Pour les islamistes, Moscou est “un ennemi de longue durée”, affirme Myriam Benraad, auteure de L’Etat islamique est-il défait ? (Editions CNRS, 2023). “L’EI n’est venu se greffer que tardivement à ce qui était une insurrection islamiste interne à l’ex-URSS”, poursuit la spécialiste, évoquant les rivalités de longue date entre les Républiques du Caucase et le pouvoir russe. Les deux guerres consécutives de Tchétchénie, entre 1994 et 1996 puis entre 1999 et 2009, n’ont fait qu’alimenter cette haine.

Majoritairement musulmane, la Tchétchénie est empreinte d’une tradition djihadiste. “Il y a toujours eu des dissidents ainsi qu’une poussée de l’islamisme au sein de ces Républiques”, indique Myriam Benraad. Rassemblés pour certains au sein d’un “Emirat du Caucase” autoproclamé, qui couvre la Tchétchénie, mais aussi l’Ingouchie et le Daghestan, ses adeptes ont prêté allégeance à Daech en 2014. Puis, en 2015, le chef de l’Emirat du Caucase, Magomed Suleymanov, est assassiné par les unités spéciales de Moscou en République russe du Daghestan. La quasi-totalité des combattants décident alors de partir en Syrie ou en Irak pour y faire leur djihad.
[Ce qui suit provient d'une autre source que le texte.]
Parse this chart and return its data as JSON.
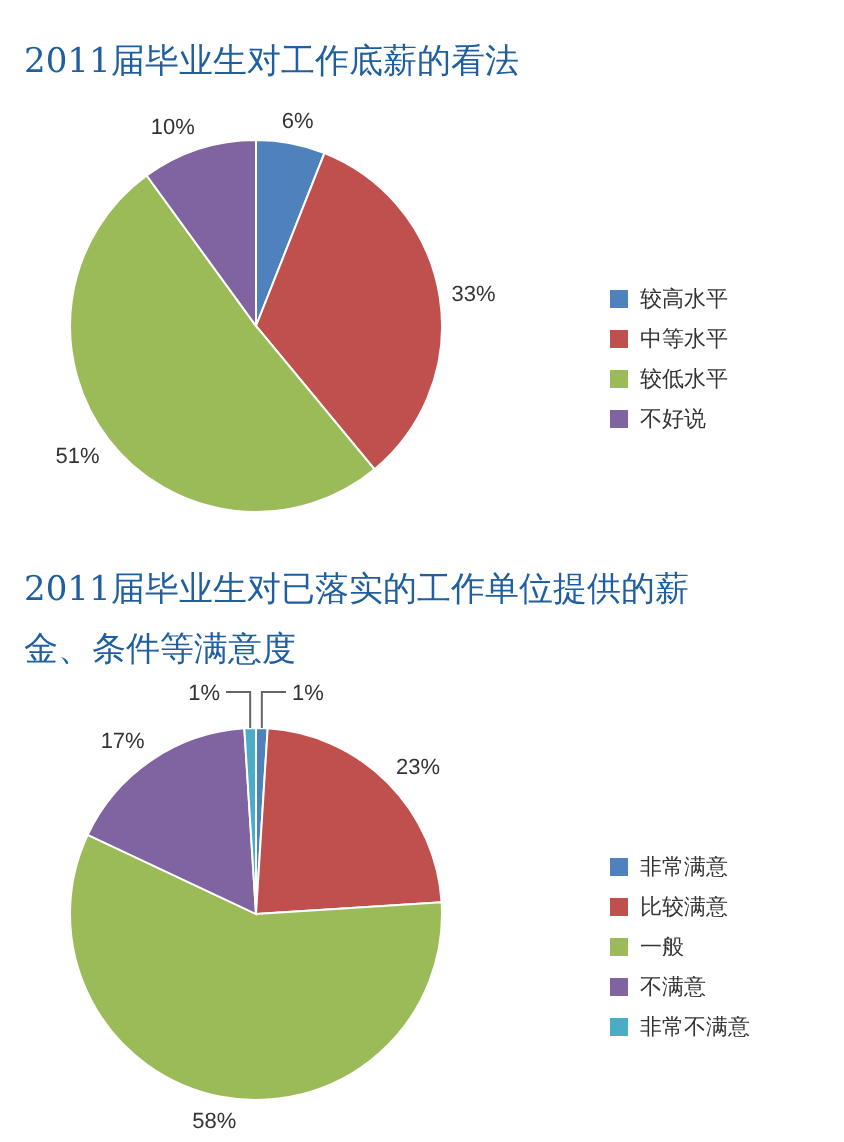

Daech a notamment recruté celui qu’on surnommait le “Tchétchène”, Omar al-Chichani. Le chef et stratège militaire de l’organisation est mort en Irak en juillet 2016. Ainsi, selon le FSB, en 2017, au moins 4 500 Russes se trouvaient aux côtés de groupes terroristes et étaient en majorité originaires des Républiques du Caucase. Myriam Benraad estime que l’attentat de Moscou a “sans doute été orchestré par une majorité de ressortissants russes”.

Les combattants tchétchènes, du fait de leur savoir-faire militaire acquis pendant de longues années de guerres face à la Russie, sont particulièrement respectés au sein de l’organisation terroriste. Par ailleurs, l’EI a produit du matériel de propagande en langue russe – à l’instar du magazine Istok, du al-Hayat Media Center – et a fait la promotion de la cause des militants terroristes qui se battent sur le sol russe.

Entente avec les talibans

Outre ces rivalités en interne, la propagande du groupe islamiste met souvent l’accent sur l’invasion soviétique de l’Afghanistan, de 1979 à 1989, pour rendre compte du bilan d’agressions de la Russie contre l’islam. La récente prise de position de Moscou contre l’EI-K et, par la force de choses, en faveur des talibans au pouvoir en Afghanistan, n’a pas amélioré les relations. Bien que ces derniers aient été qualifiés d’”organisation terroriste” en Russie dès le début des années 2000, les ambitions expansionnistes de l’EI-K ont fait de ce groupe la cible numéro 1 de Moscou dans son combat contre le terrorisme.

Le groupe a “appelé à attaquer dans le monde entier toute personne qui n’est pas alignée sur [son] idéologie extrémiste”, indiquait en ce sens le général Michael Kurilla, commandant du Commandement central des Etats-Unis, lors d’une audition devant la commission des forces armées à la Chambre des représentants, en avril 2023.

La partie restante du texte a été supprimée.